Occasionally, mean girls turn murderous – very occasionally, though, this rarity offers no comfort to the victims’ devastated families. Such was the case in 1997, in Saanich, British Columbia, when 14-year-old Reena Virk was beaten by six teenage girls and killed by another and a teenage boy. Under the Bridge is an eight-part dramatised version of this true story, based on the 2005 non-fiction book about it by journalist Rebecca Godfrey, (played here by Daisy Jones and the Six’s Riley Keough, showcasing her flinty strengths).

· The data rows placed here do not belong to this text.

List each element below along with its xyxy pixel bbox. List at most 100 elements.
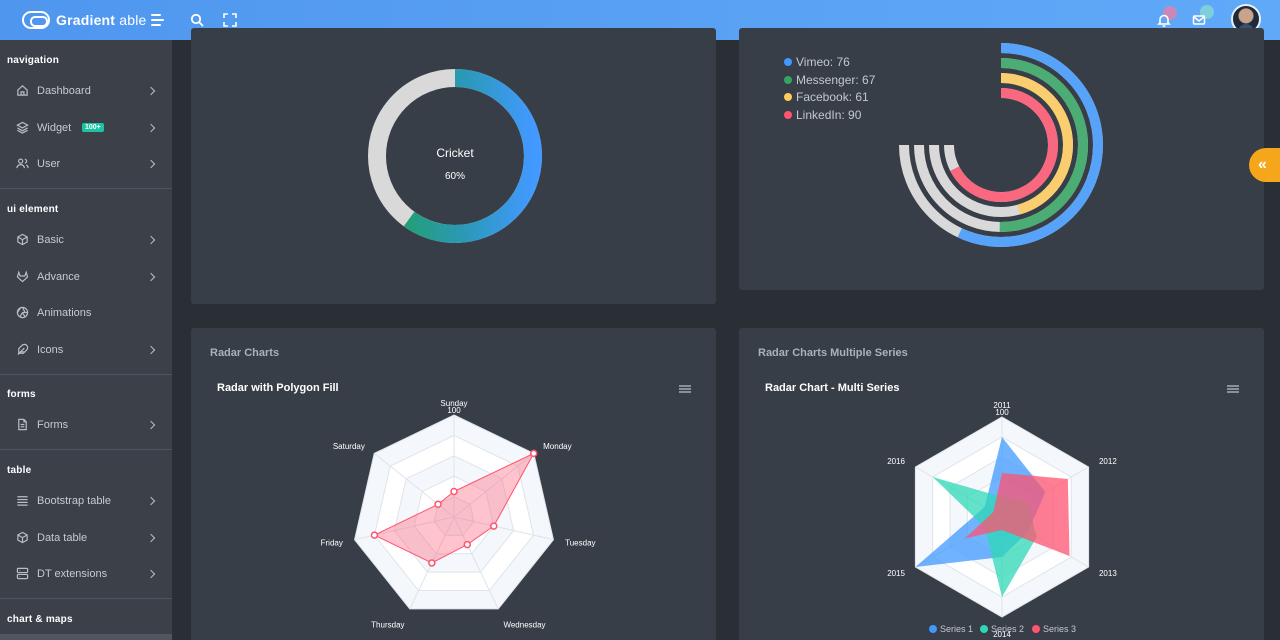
legend-item[interactable]: Facebook: 61 <box>784 90 869 104</box>
chevron-right-icon <box>146 123 156 132</box>
radar-category-label: Saturday <box>333 442 365 451</box>
legend-item[interactable]: Messenger: 67 <box>784 73 875 87</box>
sidebar-item-dt-extensions[interactable]: DT extensions <box>0 559 172 589</box>
legend-item[interactable]: Series 1 <box>929 624 973 634</box>
sidebar-section-title: ui element <box>7 204 59 215</box>
mail-icon[interactable] <box>1190 11 1208 29</box>
radar-chart: SundayMondayTuesdayWednesdayThursdayFrid… <box>321 399 596 630</box>
legend-marker <box>784 58 792 66</box>
radial-bar-linkedin <box>950 88 1058 202</box>
sidebar-item-icons[interactable]: Icons <box>0 335 172 365</box>
legend-item[interactable]: Series 2 <box>980 624 1024 634</box>
sidebar-active-item[interactable] <box>0 634 172 640</box>
sidebar-divider <box>0 374 172 375</box>
radar-point <box>450 487 458 496</box>
gitlab-icon <box>16 270 29 283</box>
radar-category-label: Friday <box>321 538 343 547</box>
radar-point <box>490 522 498 530</box>
sidebar-item-basic[interactable]: Basic <box>0 225 172 255</box>
legend-label: Series 2 <box>991 624 1025 634</box>
box-icon <box>16 233 29 246</box>
aperture-icon <box>16 306 29 319</box>
radar-point <box>529 449 538 458</box>
sidebar-item-label: Basic <box>37 234 64 246</box>
align-justify-icon <box>16 494 29 507</box>
sidebar-item-widget[interactable]: Widget 100+ <box>0 113 172 143</box>
feather-icon <box>16 343 29 356</box>
radar-category-label: 2012 <box>1099 457 1117 466</box>
file-text-icon <box>16 418 29 431</box>
fullscreen-icon[interactable] <box>221 11 239 29</box>
sidebar-item-dashboard[interactable]: Dashboard <box>0 76 172 106</box>
brand-name-bold: Gradient <box>56 12 116 28</box>
sidebar-item-label: DT extensions <box>37 568 108 580</box>
sidebar-item-data-table[interactable]: Data table <box>0 523 172 553</box>
radar-point <box>463 540 472 549</box>
legend-label: LinkedIn: 90 <box>796 107 862 122</box>
layers-icon <box>16 121 29 134</box>
radar-category-label: 2013 <box>1099 569 1117 578</box>
chevron-right-icon <box>146 86 156 96</box>
radar-multi-card: Radar Charts Multiple Series Radar Chart… <box>739 328 1264 640</box>
sidebar-section-title: navigation <box>7 55 60 66</box>
radar-point <box>428 559 436 567</box>
sidebar-item-label: Bootstrap table <box>37 495 111 507</box>
legend-item[interactable]: LinkedIn: 90 <box>784 108 861 122</box>
radar-point <box>370 531 379 539</box>
legend-marker <box>784 75 792 84</box>
chevron-right-icon <box>146 569 156 579</box>
chevron-right-icon <box>146 235 156 245</box>
sidebar-item-animations[interactable]: Animations <box>0 298 172 328</box>
sidebar: navigation Dashboard Widget 100+ User ui elem… <box>0 40 172 640</box>
radar-card: Radar Charts Radar with Polygon Fill Sun… <box>191 328 716 640</box>
legend-item[interactable]: Series 3 <box>1032 624 1076 634</box>
legend-item[interactable]: Vimeo: 76 <box>784 55 850 69</box>
legend-marker <box>784 110 792 119</box>
donut-center-value: 60% <box>444 171 465 182</box>
customizer-toggle-button[interactable]: « <box>1249 148 1280 182</box>
brand-logo[interactable]: Gradient able <box>22 9 147 31</box>
users-icon <box>16 157 29 170</box>
legend-marker <box>980 625 988 633</box>
chevron-right-icon <box>146 159 156 169</box>
sidebar-divider <box>0 449 172 450</box>
legend-label: Series 1 <box>940 624 974 634</box>
sidebar-item-label: Data table <box>37 531 88 544</box>
legend-marker <box>1032 625 1040 633</box>
brand-name-light: able <box>115 12 147 28</box>
sidebar-item-bootstrap-table[interactable]: Bootstrap table <box>0 486 172 516</box>
search-icon[interactable] <box>188 11 206 29</box>
radar-category-label: 2015 <box>887 569 905 578</box>
chevron-right-icon <box>146 272 156 281</box>
radar-category-label: 2016 <box>887 457 905 466</box>
legend-label: Vimeo: 76 <box>796 55 850 69</box>
radar-category-label: Wednesday <box>503 621 545 630</box>
legend-marker <box>929 625 937 633</box>
legend-label: Facebook: 61 <box>796 90 869 104</box>
legend-label: Series 3 <box>1043 624 1077 634</box>
chevron-right-icon <box>146 496 156 506</box>
donut-center-label: Cricket <box>436 146 474 160</box>
home-icon <box>16 84 29 97</box>
sidebar-item-label: Animations <box>37 307 92 320</box>
chevron-right-icon <box>146 533 156 542</box>
donut-chart <box>368 69 542 243</box>
radial-bar-card: Vimeo: 76 Messenger: 67 Facebook: 61 Linked… <box>739 28 1264 290</box>
sidebar-item-forms[interactable]: Forms <box>0 410 172 440</box>
legend-label: Messenger: 67 <box>796 72 876 87</box>
radar-point <box>434 500 442 509</box>
server-icon <box>16 567 29 580</box>
sidebar-section-title: chart & maps <box>7 614 73 625</box>
sidebar-section-title: table <box>7 465 32 476</box>
radar-category-label: Thursday <box>371 621 404 630</box>
box-icon <box>16 531 29 544</box>
sidebar-item-user[interactable]: User <box>0 149 172 179</box>
sidebar-item-advance[interactable]: Advance <box>0 262 172 292</box>
menu-icon[interactable] <box>150 11 168 29</box>
sidebar-item-label: Widget <box>37 121 72 134</box>
chevron-right-icon <box>146 420 156 430</box>
sidebar-divider <box>0 598 172 599</box>
sidebar-item-label: Forms <box>37 419 69 431</box>
bell-icon[interactable] <box>1155 11 1173 29</box>
legend-marker <box>784 93 792 101</box>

Reena (a fine performance by Vritika Gupta, comprising all the overconfidence and insecurities that make adolescents so vulnerable even when they have no other aggravating circumstances to contend with) is a troubled teen. She is banished to all sorts of peripheries by her race (her father Manjit, played by Ezra Faroque Khan, is an immigrant from India, her mother Suman, played by Archie Panjabi, Indo-Canadian) and her religion (Suman is Jehovah’s Witness among a primarily Sikh community within an overwhelmingly white area). So the allure of the tight-knit gang of girls from the local group home is strong.

Almost incredible truth … Under the Bridge.
Almost incredible truth … Under the Bridge. Photograph: Darko Sikman/Hulu

The gang is led by Jo (a fantastically chilling, dead-eyed Chloe Guidry) and her second in command Kelly (Izzy G), who are fascinated by the mafia generally and John Gotti in particular. For those of you who have never been a teenage girl, this is not as odd as it sounds. Loyalty is everything. When Reena, in revenge for not being allowed to go to a party, steals Jo’s address book and rings round her contacts spreading gossip and seeding rumours about her, her fate – did she but know it – is sealed. She is invited to the party after all, and never comes home.

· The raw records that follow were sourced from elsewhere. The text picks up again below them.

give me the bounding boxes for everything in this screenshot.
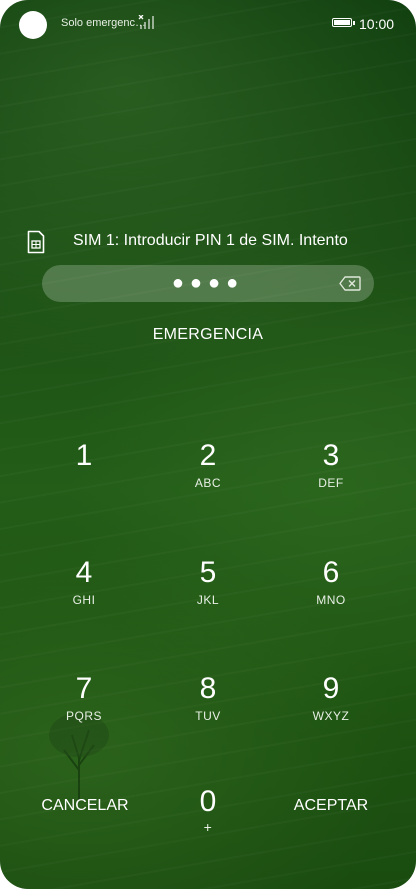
- key-digit: 7: [75, 672, 93, 705]
- key-letters: PQRS: [65, 709, 102, 723]
- sim-pin-prompt: SIM 1: Introducir PIN 1 de SIM. Intento: [0, 228, 416, 258]
- key-6[interactable]: 6 MNO: [266, 557, 396, 627]
- battery-full-icon: [332, 18, 355, 27]
- key-3[interactable]: 3 DEF: [266, 440, 396, 510]
- key-letters: MNO: [316, 593, 346, 607]
- key-5[interactable]: 5 JKL: [143, 557, 273, 627]
- key-digit: 3: [322, 439, 340, 472]
- key-digit: 6: [322, 556, 340, 589]
- key-letters: TUV: [195, 709, 221, 723]
- key-letters: ABC: [194, 476, 222, 490]
- key-0[interactable]: 0 +: [143, 786, 273, 856]
- carrier-label: Solo emergenc…: [61, 17, 146, 29]
- key-7[interactable]: 7 PQRS: [19, 673, 149, 743]
- key-letters: DEF: [318, 476, 344, 490]
- key-digit: 0: [199, 785, 217, 818]
- key-letters: WXYZ: [312, 709, 350, 723]
- emergency-button[interactable]: EMERGENCIA: [0, 326, 416, 344]
- key-letters: GHI: [72, 593, 96, 607]
- key-1[interactable]: 1: [19, 440, 149, 510]
- pin-dots: ●●●●: [171, 272, 245, 294]
- key-4[interactable]: 4 GHI: [19, 557, 149, 627]
- key-8[interactable]: 8 TUV: [143, 673, 273, 743]
- key-digit: 1: [75, 439, 93, 472]
- front-camera: [19, 11, 47, 39]
- sim-message: SIM 1: Introducir PIN 1 de SIM. Intento: [73, 232, 348, 249]
- pin-input[interactable]: ●●●●: [42, 265, 374, 302]
- key-2[interactable]: 2 ABC: [143, 440, 273, 510]
- clock: 10:00: [359, 16, 395, 32]
- cancel-button[interactable]: CANCELAR: [20, 797, 150, 815]
- key-letters: +: [203, 819, 213, 835]
- key-digit: 9: [322, 672, 340, 705]
- key-digit: 2: [199, 439, 217, 472]
- key-letters: JKL: [196, 593, 220, 607]
- key-digit: 8: [199, 672, 217, 705]
- key-9[interactable]: 9 WXYZ: [266, 673, 396, 743]
- status-bar: Solo emergenc… 10:00: [0, 0, 416, 48]
- accept-button[interactable]: ACEPTAR: [266, 797, 396, 815]
- no-signal-icon: [138, 15, 154, 29]
- sim-card-icon: [27, 230, 45, 254]
- key-digit: 5: [199, 556, 217, 589]
- lock-screen: Solo emergenc… 10:00 SIM 1: Introducir P…: [0, 0, 416, 889]
- backspace-icon[interactable]: [339, 276, 361, 291]
- key-digit: 4: [75, 556, 93, 589]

Her family suffer the police indifference to her disappearance for days. Reena may not quite be one of the “Bic girls” – the nickname Jo tells her the police have for those in foster care “because we’re disposable” – but she is close enough. Only policewoman Cam, another outsider – an Indigenous woman adopted as a child by a white family who are depicted as casually racist without compunction – eventually takes the time to look for the missing girl. She hears talk of a fight near the town’s bridge, jangles a few weak links in the local teens’ interconnected mass of loyalties, takes a look at CCTV and timelines, then gradually begins to piece together the awful truth.

So, too, is Godfrey slowly forced, as her bond with Jo grows and her investigation deepens, towards belief in an almost incredible truth. She tries desperately to understand, to find the humanity in the actions of those who beat Reena so horribly and those who then drowned her, not least to try to absolve herself of her own past misdeeds. But it is something vanishingly rare, this degree of violence from girls against one of their number, and Under the Bridge can only ask whether there are some things beyond understanding and beyond forgiveness.

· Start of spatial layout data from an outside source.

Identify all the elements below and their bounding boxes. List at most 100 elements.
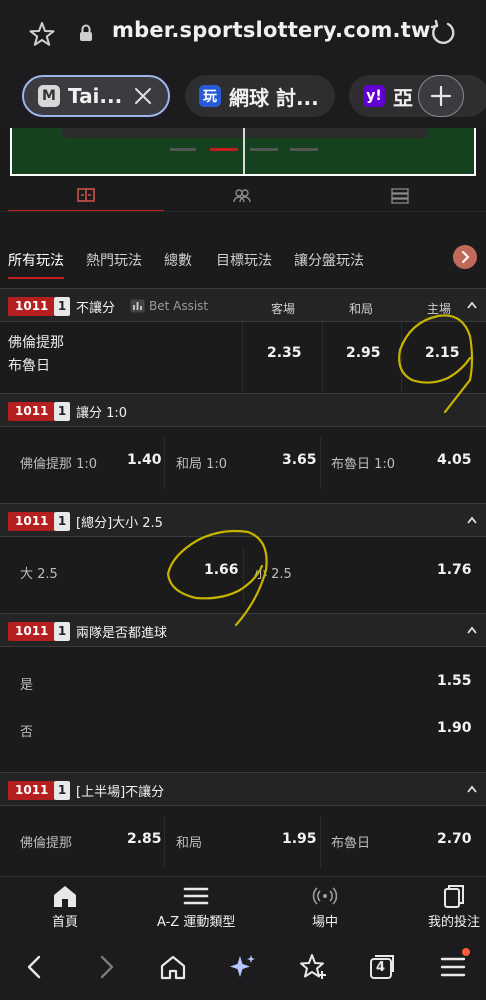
option-odd[interactable]: 1.66	[204, 562, 239, 578]
category-handicap[interactable]: 讓分盤玩法	[294, 250, 364, 270]
tab-stats[interactable]	[322, 180, 478, 212]
market-title: [上半場]不讓分	[76, 785, 165, 800]
header-away: 客場	[271, 302, 296, 316]
category-all[interactable]: 所有玩法	[8, 250, 64, 279]
market-body-total: 大 2.5 1.66 小 2.5 1.76	[0, 537, 486, 613]
option-odd[interactable]: 1.40	[127, 452, 162, 468]
option-odd[interactable]: 1.76	[437, 562, 472, 578]
menu-lines-icon	[183, 887, 209, 905]
category-popular[interactable]: 熱門玩法	[86, 250, 142, 270]
home-icon[interactable]	[158, 952, 188, 982]
bookmark-add-icon[interactable]	[298, 952, 328, 982]
option-label: 佛倫提那 1:0	[20, 457, 98, 472]
nav-live[interactable]: 場中	[312, 883, 338, 930]
odd-home[interactable]: 2.15	[425, 345, 460, 361]
market-header-handicap[interactable]: 1011 1 讓分 1:0	[0, 393, 486, 427]
option-label: 否	[20, 725, 34, 740]
favicon-forum-icon: 玩	[199, 85, 221, 107]
option-odd[interactable]: 3.65	[282, 452, 317, 468]
live-broadcast-icon	[312, 887, 338, 905]
option-label: 小 2.5	[254, 567, 292, 582]
bet-assist-icon[interactable]	[130, 299, 145, 313]
home-icon	[54, 886, 76, 907]
close-icon[interactable]	[132, 85, 154, 107]
market-title: 讓分 1:0	[76, 406, 128, 421]
category-totals[interactable]: 總數	[164, 250, 192, 270]
favicon-yahoo-icon: y!	[363, 85, 385, 107]
nav-home[interactable]: 首頁	[52, 883, 78, 930]
lock-icon	[80, 24, 92, 41]
market-code-badge: 1011	[8, 297, 56, 316]
nav-my-bets[interactable]: 我的投注	[428, 883, 480, 930]
market-code-badge: 1011	[8, 781, 56, 800]
option-label: 佛倫提那	[20, 836, 73, 851]
option-label: 布魯日	[331, 836, 371, 851]
option-odd[interactable]: 4.05	[437, 452, 472, 468]
market-body-handicap: 佛倫提那 1:0 1.40 和局 1:0 3.65 布魯日 1:0 4.05	[0, 427, 486, 499]
browser-tab-tennis[interactable]: 玩 網球 討...	[185, 75, 335, 117]
tab-switcher-button[interactable]: 4	[366, 952, 396, 982]
tab-label: 網球 討...	[229, 85, 319, 110]
url-bar: mber.sportslottery.com.tw	[0, 0, 486, 66]
collapse-caret-icon[interactable]	[466, 301, 478, 309]
browser-tab-active[interactable]: M Tai...	[22, 75, 170, 117]
tab-scoreboard[interactable]	[8, 180, 164, 212]
app-bottom-nav: 首頁 A-Z 運動類型 場中 我的投注	[0, 876, 486, 934]
odd-draw[interactable]: 2.95	[346, 345, 381, 361]
list-icon	[391, 188, 409, 204]
option-odd[interactable]: 1.90	[437, 720, 472, 736]
nav-label: 首頁	[52, 915, 79, 930]
favicon-m-icon: M	[38, 85, 60, 107]
reload-icon[interactable]	[428, 18, 458, 48]
url-text[interactable]: mber.sportslottery.com.tw	[112, 18, 431, 42]
option-odd[interactable]: 2.85	[127, 831, 162, 847]
market-num-badge: 1	[54, 512, 70, 531]
nav-sports-az[interactable]: A-Z 運動類型	[157, 883, 235, 930]
pitch-graphic	[10, 128, 476, 176]
option-label: 是	[20, 678, 34, 693]
market-header-first-half[interactable]: 1011 1 [上半場]不讓分	[0, 772, 486, 806]
option-odd[interactable]: 2.70	[437, 831, 472, 847]
option-label: 布魯日 1:0	[331, 457, 396, 472]
plus-icon	[430, 85, 452, 107]
market-header-moneyline[interactable]: 1011 1 不讓分 Bet Assist 客場 和局 主場	[0, 288, 486, 322]
option-label: 和局	[176, 836, 203, 851]
market-title: 不讓分	[76, 301, 116, 316]
collapse-caret-icon[interactable]	[466, 785, 478, 793]
market-num-badge: 1	[54, 622, 70, 641]
market-body-first-half: 佛倫提那 2.85 和局 1.95 布魯日 2.70	[0, 806, 486, 876]
browser-bottom-nav: 4	[0, 934, 486, 1000]
forward-icon[interactable]	[91, 952, 121, 982]
sparkle-icon[interactable]	[228, 952, 258, 982]
tab-lineup[interactable]	[164, 180, 320, 212]
nav-label: A-Z 運動類型	[157, 915, 236, 930]
header-draw: 和局	[349, 302, 374, 316]
collapse-caret-icon[interactable]	[466, 516, 478, 524]
bet-assist-link[interactable]: Bet Assist	[149, 299, 208, 313]
market-num-badge: 1	[54, 402, 70, 421]
market-header-total[interactable]: 1011 1 [總分]大小 2.5	[0, 503, 486, 537]
market-title: [總分]大小 2.5	[76, 516, 163, 531]
header-home: 主場	[427, 302, 452, 316]
hamburger-menu-icon[interactable]	[438, 952, 468, 982]
market-header-btts[interactable]: 1011 1 兩隊是否都進球	[0, 613, 486, 647]
players-icon	[233, 189, 251, 203]
option-odd[interactable]: 1.95	[282, 831, 317, 847]
back-icon[interactable]	[20, 952, 50, 982]
option-label: 大 2.5	[20, 567, 58, 582]
market-num-badge: 1	[54, 297, 70, 316]
bet-type-categories: 所有玩法 熱門玩法 總數 目標玩法 讓分盤玩法	[0, 246, 486, 280]
categories-next-button[interactable]	[453, 245, 477, 269]
category-goals[interactable]: 目標玩法	[216, 250, 272, 270]
page-content: 所有玩法 熱門玩法 總數 目標玩法 讓分盤玩法 1011 1 不讓分 Bet A…	[0, 128, 486, 876]
new-tab-button[interactable]	[418, 75, 464, 117]
odd-away[interactable]: 2.35	[267, 345, 302, 361]
option-odd[interactable]: 1.55	[437, 673, 472, 689]
tickets-icon	[444, 885, 464, 908]
nav-label: 場中	[312, 915, 339, 930]
collapse-caret-icon[interactable]	[466, 626, 478, 634]
team-away: 佛倫提那	[8, 335, 64, 351]
browser-tabs: M Tai... 玩 網球 討... y! 亞	[0, 66, 486, 128]
team-home: 布魯日	[8, 358, 50, 374]
bookmark-star-icon[interactable]	[28, 20, 56, 48]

Over the eight episodes, Under the Bridge covers its ground meticulously. It is carefully even-handed, non-exploitative (it does not linger on the violence, or depict much of it visually) and relentlessly sober. Racism and classism are all examined as contributory factors as is the emotional deprivation suffered by those in care. The simple chaos of the overwrought teenage years, and the influences that will rush in to fill the voids are given their moments in the sun.

There is no winning, of course, with the telling of any story based round this kind of horror. The above approach is a noble and worthy effort by all involved. But noble and worthy does not, alas, scintillating television make. The two episodes available for review fairly crawl by, with no sign that things are due to pick up thereafter, thanks to a fairly blunt script (“The devil is working inside Josephine Bell … They have nothing. Reena has everything. They want to destroy it,” says Reena’s uncle, putting him apparently also several dozen steps ahead of the police at this point.) Keough is always worth watching but she has little to get her teeth into here and Godfrey’s quick, apparently thoughtless enmeshing with the gang does not ring true. Several badly demarcated flashbacks to different points in the history do not help either. Were the girls suffering mental health problems? Were they immoral? Or just at that particular time, in that particular formation and gathered around that particular poor, misfortunate child, dangerous to know? I’m not sure whether six more industrious episodes will get us any closer to finding out.

  • Under the Bridge aired on ITV1 and is available on ITVX.